Même si dans certains endroits on parle encore du « nouveau presbytère » par habitude sans doute ce bâtiment récent est bien la maison commune des chrétiens. La maison du Peuple de Dieu. Il ne s'agit pas là d'une expression démagogique. Les chrétiens de l'endroit, notamment des laïcs chrétiens et plus encore les membres du conseil pastoral ou de l'équipe paroissiale doivent prendre en mains la gestion concrète de ce lieu qui leur appartient. Dans toute paroisse, il doit y avoir un comité financier que le curé coordonne. Si le prêtre accompagné du diacre doit s'y sentir totalement chez lui, il n'y est pas tout seul ! Comme le père de famille dans la maison que les siens et lui-même viennent de construire ; il sait bien que cette maison n'est pas la sienne propre, a lui tout seul. L'habitat témoigne, là encore, de cette relation de proximité et d'amour.
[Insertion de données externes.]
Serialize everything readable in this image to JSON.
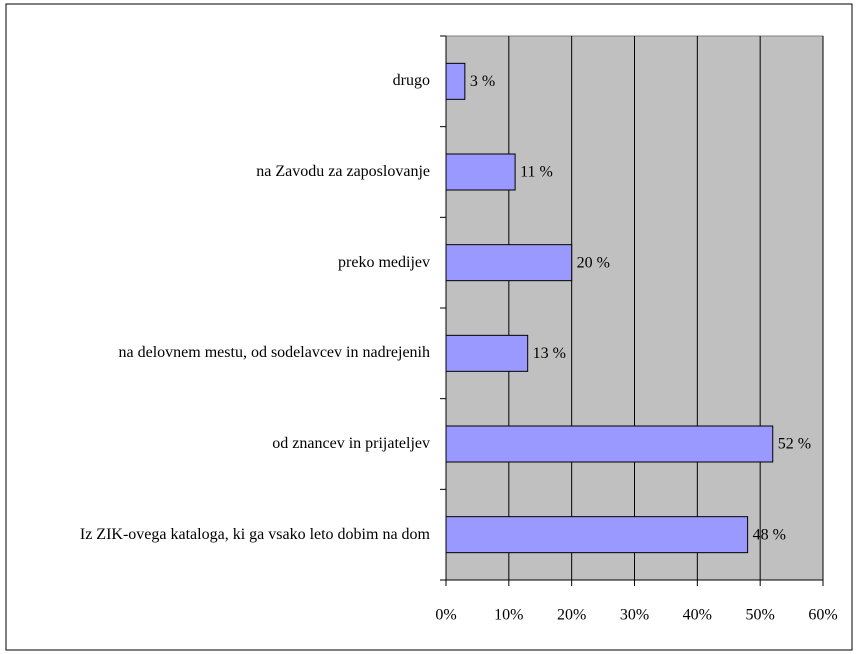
{
  "chart_data": {
    "type": "barh",
    "categories": [
      "drugo",
      "na Zavodu za zaposlovanje",
      "preko medijev",
      "na delovnem mestu, od sodelavcev in nadrejenih",
      "od znancev in prijateljev",
      "Iz ZIK-ovega kataloga, ki ga vsako leto dobim na dom"
    ],
    "values": [
      3,
      11,
      20,
      13,
      52,
      48
    ],
    "value_labels": [
      "3 %",
      "11 %",
      "20 %",
      "13 %",
      "52 %",
      "48 %"
    ],
    "color": "#9999ff",
    "xlim": [
      0,
      60
    ],
    "xticks": [
      {
        "value": 0,
        "label": "0%"
      },
      {
        "value": 10,
        "label": "10%"
      },
      {
        "value": 20,
        "label": "20%"
      },
      {
        "value": 30,
        "label": "30%"
      },
      {
        "value": 40,
        "label": "40%"
      },
      {
        "value": 50,
        "label": "50%"
      },
      {
        "value": 60,
        "label": "60%"
      }
    ],
    "grid": true
  }
}
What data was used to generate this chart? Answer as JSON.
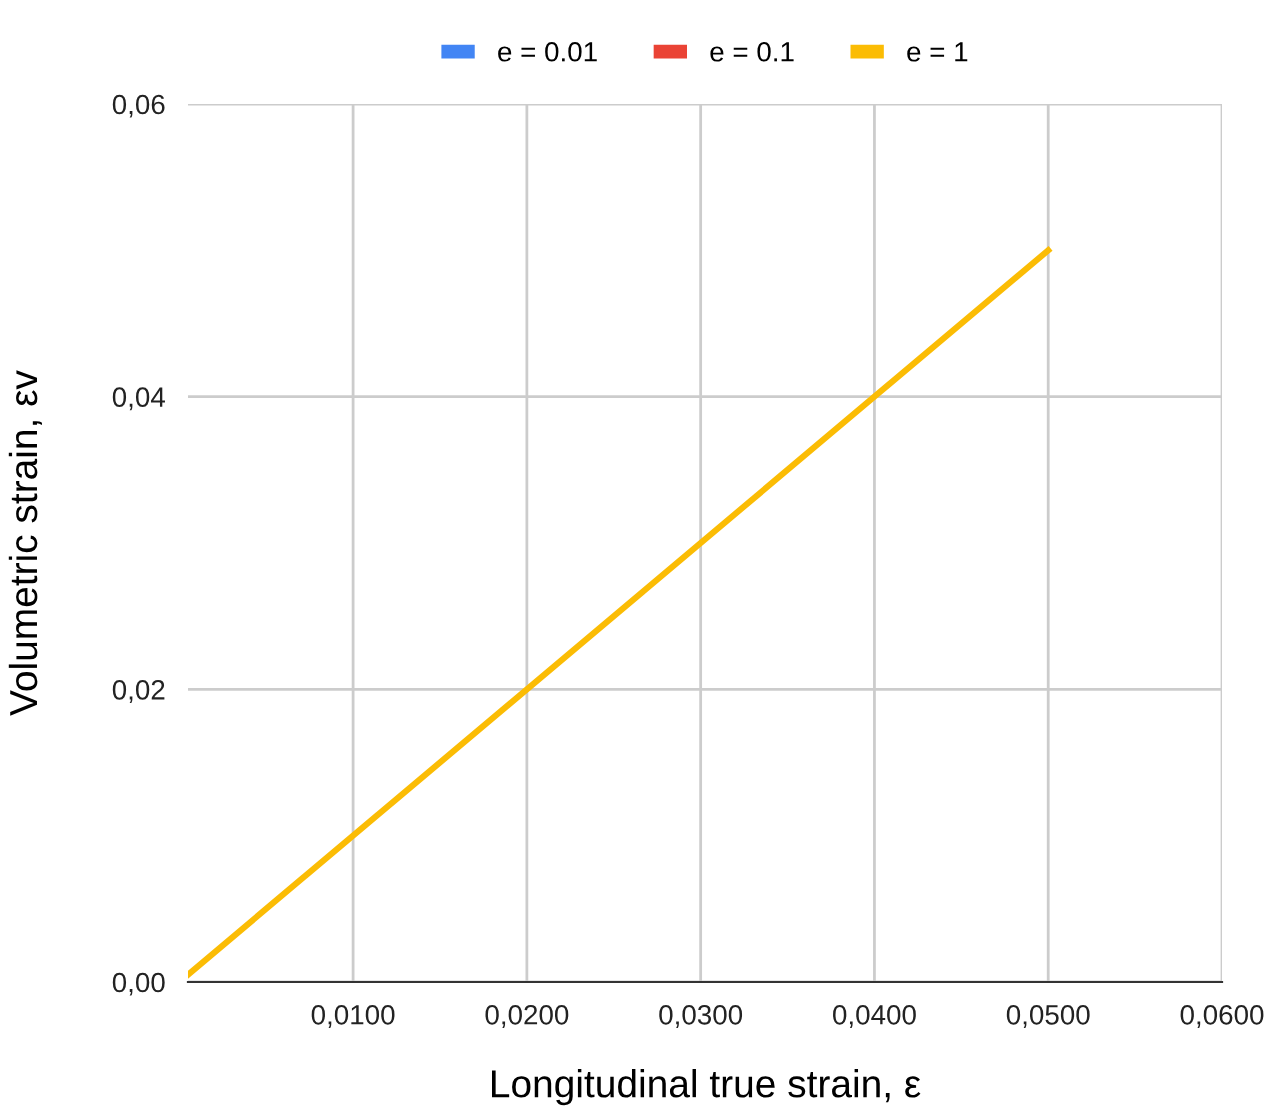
{
  "chart_data": {
    "type": "line",
    "xlabel": "Longitudinal true strain, ε",
    "ylabel": "Volumetric strain, εv",
    "x": [
      0.0005,
      0.05
    ],
    "series": [
      {
        "name": "e = 0.01",
        "color": "#4285f4",
        "values": [
          null,
          null
        ]
      },
      {
        "name": "e = 0.1",
        "color": "#ea4335",
        "values": [
          null,
          null
        ]
      },
      {
        "name": "e = 1",
        "color": "#fbbc04",
        "values": [
          0.0005,
          0.05
        ]
      }
    ],
    "xlim": [
      0.0005,
      0.06
    ],
    "xticks": [
      {
        "value": 0.01,
        "label": "0,0100"
      },
      {
        "value": 0.02,
        "label": "0,0200"
      },
      {
        "value": 0.03,
        "label": "0,0300"
      },
      {
        "value": 0.04,
        "label": "0,0400"
      },
      {
        "value": 0.05,
        "label": "0,0500"
      },
      {
        "value": 0.06,
        "label": "0,0600"
      }
    ],
    "ylim": [
      0,
      0.06
    ],
    "yticks": [
      {
        "value": 0,
        "label": "0,00"
      },
      {
        "value": 0.02,
        "label": "0,02"
      },
      {
        "value": 0.04,
        "label": "0,04"
      },
      {
        "value": 0.06,
        "label": "0,06"
      }
    ],
    "grid": true,
    "legend": "top",
    "marker": "none",
    "line_style": "solid"
  }
}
Certes, un tel projet peut paraître utopique. Ne serait-ce que pour des considérations financières ! Dans de nombreux endroits, la charge demandée sera trop lourde pour pouvoir mettre en oeuvre une telle construction. Parfois, il faut réaménager simplement l'ancien presbytère pour l'adapter à ce nouveau type de fonctionnement. Le rez-de-chaussée peut faire office de la maison des chrétiens. Un appartement privé peut être aménagé au premier étage. Un prêtre peut y habiter. Ce sera sa maison personnelle. Il y recevra ses amis et sa famille. Cette formule est tout à fait possible et permet aussi de garder des anciennes demeures qui étaient, dans le passé, des prieurés de grande valeur. A la différence des nouvelles maisons, bâtiments modernes sans vrai caractère et peu durables dans le temps, nos vieux presbytères conservent un cachet attachant. Ils sont la trace d'une histoire qui est la nôtre. Comment ne pas désirer en garder la mémoire ?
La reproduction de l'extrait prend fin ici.